Coincidentally, Tony Pasquariello, head of Goldman Sachs ' global hedge fund business, noted in his macro notes on Wednesday that the world seems to be becoming increasingly volatile, and further risk shifts in the short term would not be surprising . However, a more important factor should not be overlooked: the strong momentum of the US economy and the Federal Reserve's increased liquidity injections.

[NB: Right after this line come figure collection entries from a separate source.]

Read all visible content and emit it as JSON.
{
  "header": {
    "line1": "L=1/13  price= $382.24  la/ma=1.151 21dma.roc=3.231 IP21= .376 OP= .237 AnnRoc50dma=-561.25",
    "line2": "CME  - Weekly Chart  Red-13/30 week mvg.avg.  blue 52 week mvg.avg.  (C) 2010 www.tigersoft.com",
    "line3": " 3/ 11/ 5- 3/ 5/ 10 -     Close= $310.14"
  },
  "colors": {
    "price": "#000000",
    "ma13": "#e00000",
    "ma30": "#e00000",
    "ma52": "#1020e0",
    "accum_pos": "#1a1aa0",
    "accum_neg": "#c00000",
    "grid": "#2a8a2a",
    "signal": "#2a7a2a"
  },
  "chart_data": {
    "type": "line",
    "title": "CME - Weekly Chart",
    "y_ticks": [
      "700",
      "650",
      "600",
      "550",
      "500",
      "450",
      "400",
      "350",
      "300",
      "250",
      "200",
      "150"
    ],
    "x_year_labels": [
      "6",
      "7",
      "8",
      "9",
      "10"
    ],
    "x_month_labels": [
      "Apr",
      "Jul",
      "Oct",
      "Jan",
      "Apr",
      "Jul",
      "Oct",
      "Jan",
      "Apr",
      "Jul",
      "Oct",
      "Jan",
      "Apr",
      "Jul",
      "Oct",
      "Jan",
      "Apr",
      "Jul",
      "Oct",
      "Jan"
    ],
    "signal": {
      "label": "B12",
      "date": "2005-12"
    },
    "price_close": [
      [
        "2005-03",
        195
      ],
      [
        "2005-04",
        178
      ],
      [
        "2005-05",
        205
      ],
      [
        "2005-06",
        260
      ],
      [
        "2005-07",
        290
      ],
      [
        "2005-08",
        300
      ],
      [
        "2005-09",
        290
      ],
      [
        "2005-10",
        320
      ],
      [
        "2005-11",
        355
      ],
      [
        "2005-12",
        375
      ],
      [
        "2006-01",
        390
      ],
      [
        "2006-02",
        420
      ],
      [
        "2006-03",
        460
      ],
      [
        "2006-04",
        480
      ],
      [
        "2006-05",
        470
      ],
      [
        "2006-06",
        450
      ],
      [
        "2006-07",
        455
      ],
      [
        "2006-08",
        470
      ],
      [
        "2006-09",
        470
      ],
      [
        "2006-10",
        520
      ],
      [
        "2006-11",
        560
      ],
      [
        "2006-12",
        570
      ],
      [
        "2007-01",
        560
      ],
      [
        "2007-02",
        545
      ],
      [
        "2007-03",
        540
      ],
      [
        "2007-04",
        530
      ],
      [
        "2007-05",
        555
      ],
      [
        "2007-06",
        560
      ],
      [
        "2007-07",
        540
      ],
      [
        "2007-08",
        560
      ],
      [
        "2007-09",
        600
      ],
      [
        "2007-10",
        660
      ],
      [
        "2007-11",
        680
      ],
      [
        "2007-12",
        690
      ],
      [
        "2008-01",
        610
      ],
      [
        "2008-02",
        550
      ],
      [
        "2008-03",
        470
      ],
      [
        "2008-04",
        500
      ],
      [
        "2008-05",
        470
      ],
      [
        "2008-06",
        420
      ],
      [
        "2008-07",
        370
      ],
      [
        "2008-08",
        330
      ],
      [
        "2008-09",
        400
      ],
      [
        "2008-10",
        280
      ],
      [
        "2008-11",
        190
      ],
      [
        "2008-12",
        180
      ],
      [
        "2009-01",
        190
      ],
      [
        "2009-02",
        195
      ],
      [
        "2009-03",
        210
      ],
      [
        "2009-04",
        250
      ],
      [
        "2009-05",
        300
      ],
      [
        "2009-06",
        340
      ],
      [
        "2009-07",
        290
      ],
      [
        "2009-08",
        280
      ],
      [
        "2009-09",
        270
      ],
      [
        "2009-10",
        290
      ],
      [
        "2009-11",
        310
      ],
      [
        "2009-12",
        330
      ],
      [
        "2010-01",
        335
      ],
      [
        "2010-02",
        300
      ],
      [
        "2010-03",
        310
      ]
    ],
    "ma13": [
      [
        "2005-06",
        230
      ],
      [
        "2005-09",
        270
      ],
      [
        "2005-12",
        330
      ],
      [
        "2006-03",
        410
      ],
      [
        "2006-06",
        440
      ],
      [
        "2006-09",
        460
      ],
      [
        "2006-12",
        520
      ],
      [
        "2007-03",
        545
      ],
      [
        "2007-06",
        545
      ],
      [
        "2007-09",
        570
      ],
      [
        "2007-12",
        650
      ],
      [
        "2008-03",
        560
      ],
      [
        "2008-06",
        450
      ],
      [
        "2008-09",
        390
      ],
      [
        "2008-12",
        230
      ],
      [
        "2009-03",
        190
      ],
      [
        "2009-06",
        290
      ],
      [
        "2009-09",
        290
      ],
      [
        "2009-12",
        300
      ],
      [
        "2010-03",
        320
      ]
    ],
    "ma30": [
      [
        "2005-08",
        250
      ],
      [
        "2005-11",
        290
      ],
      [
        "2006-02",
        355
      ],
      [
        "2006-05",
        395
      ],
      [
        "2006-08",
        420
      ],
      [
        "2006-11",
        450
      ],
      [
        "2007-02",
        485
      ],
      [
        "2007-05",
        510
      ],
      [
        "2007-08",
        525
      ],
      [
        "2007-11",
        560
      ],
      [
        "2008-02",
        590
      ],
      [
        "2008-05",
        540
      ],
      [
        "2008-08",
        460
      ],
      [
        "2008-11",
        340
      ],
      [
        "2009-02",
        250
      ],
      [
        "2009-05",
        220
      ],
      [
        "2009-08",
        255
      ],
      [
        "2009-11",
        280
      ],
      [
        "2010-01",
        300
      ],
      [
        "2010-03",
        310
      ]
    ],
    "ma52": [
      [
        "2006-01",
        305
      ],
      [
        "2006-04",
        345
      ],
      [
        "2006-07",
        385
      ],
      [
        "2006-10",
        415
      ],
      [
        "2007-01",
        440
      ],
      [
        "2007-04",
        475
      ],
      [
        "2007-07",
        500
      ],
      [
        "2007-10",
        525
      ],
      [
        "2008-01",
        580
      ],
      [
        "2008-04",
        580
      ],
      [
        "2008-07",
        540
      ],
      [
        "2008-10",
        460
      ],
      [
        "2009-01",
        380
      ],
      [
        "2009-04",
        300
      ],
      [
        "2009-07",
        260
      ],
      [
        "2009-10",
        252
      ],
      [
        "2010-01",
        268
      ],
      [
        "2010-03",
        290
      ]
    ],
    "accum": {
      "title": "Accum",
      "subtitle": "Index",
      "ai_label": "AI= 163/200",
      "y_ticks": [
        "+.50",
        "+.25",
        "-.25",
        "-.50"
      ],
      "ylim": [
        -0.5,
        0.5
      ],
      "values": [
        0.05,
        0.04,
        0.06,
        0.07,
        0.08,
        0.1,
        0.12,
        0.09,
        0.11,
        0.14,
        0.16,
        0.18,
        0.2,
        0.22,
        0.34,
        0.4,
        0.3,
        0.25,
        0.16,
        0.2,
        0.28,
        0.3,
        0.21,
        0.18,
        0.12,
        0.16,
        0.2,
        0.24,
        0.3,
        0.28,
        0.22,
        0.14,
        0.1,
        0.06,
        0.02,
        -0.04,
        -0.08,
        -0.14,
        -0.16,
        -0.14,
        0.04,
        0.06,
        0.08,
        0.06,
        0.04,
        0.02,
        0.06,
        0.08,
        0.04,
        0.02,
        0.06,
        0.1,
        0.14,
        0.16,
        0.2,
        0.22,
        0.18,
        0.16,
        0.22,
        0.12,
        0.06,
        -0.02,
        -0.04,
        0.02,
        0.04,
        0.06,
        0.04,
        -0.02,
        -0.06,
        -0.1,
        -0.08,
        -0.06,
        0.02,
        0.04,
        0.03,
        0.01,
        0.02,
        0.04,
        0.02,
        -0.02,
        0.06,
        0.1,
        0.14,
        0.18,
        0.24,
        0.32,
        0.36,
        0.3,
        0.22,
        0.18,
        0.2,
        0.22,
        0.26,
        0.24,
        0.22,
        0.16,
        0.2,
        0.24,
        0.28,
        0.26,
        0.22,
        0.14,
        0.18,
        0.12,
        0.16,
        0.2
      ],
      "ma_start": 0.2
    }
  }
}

"In summary, the U.S. economy is accelerating. Several data points last week were particularly noteworthy, especially the rise in the ISM Services Index (to 54.4, the highest in over a year) and the decline in initial jobless claims (198,000, a remarkably healthy level). Meanwhile, various housing activity indicators also showed signs of stabilization. Taken together, our current U.S. activity index has risen to its highest level since the end of 2024," he said.

3. Gold's upward trend is unlikely to reverse.

Due to easing geopolitical risks, silver prices plummeted, causing a rapid short-term decline in gold prices. However, gold prices subsequently rebounded quickly. As of 7:00 AM Beijing time on January 22, the international spot gold price was $4831.45 per ounce, representing a year-to-date increase of over 11% and a one-year increase of approximately 70%.

The main reasons for the continued rise in gold prices include: gold is linked to the real interest rate of the US dollar, showing a negative correlation. The overall decline in the real interest rate of the US dollar provides support for gold; at the same time, gold is also a safe-haven asset, a hedge against concerns about the independence of the Federal Reserve, and a hedge against the "dollar specialization" rhetoric of de-dollarization. This demand will not change abruptly due to the temporary easing of the Greenland crisis.

Zhu Liang, Deputy General Manager and Chief Investment Officer of AllianceBernstein China, mentioned that as of the end of the third quarter of 2025, the largest demand for gold was from ETF investment, accounting for about 43% of the total demand; followed by jewelry demand, accounting for about 33%, although jewelry demand also represents some investment demand; thirdly, reserve demand from central banks and institutions such as the Federal Reserve, accounting for about 17%; and finally, industrial demand, accounting for a very small proportion of about 7%.

Adam Berger, multi-asset strategist at Wellington Investment Management, believes that risk appetite and risk aversion are not necessarily mutually exclusive. Stocks can also perform well during periods of rising gold prices.

Wall Street's prediction that gold prices would hit $5,000 in 2026 appears to be coming true ahead of schedule. UBS remains bullish on gold, raising its price targets for March, June, and September 2026 from $4,500 to $5,000 per ounce, and expects a slight pullback to $4,800 by the end of 2026 (after the US midterm elections). If political or financial risks escalate further, gold prices could potentially rise to $5,400 (previously $4,900). Gold remains a highly attractive asset and an important risk hedging tool in investment portfolios.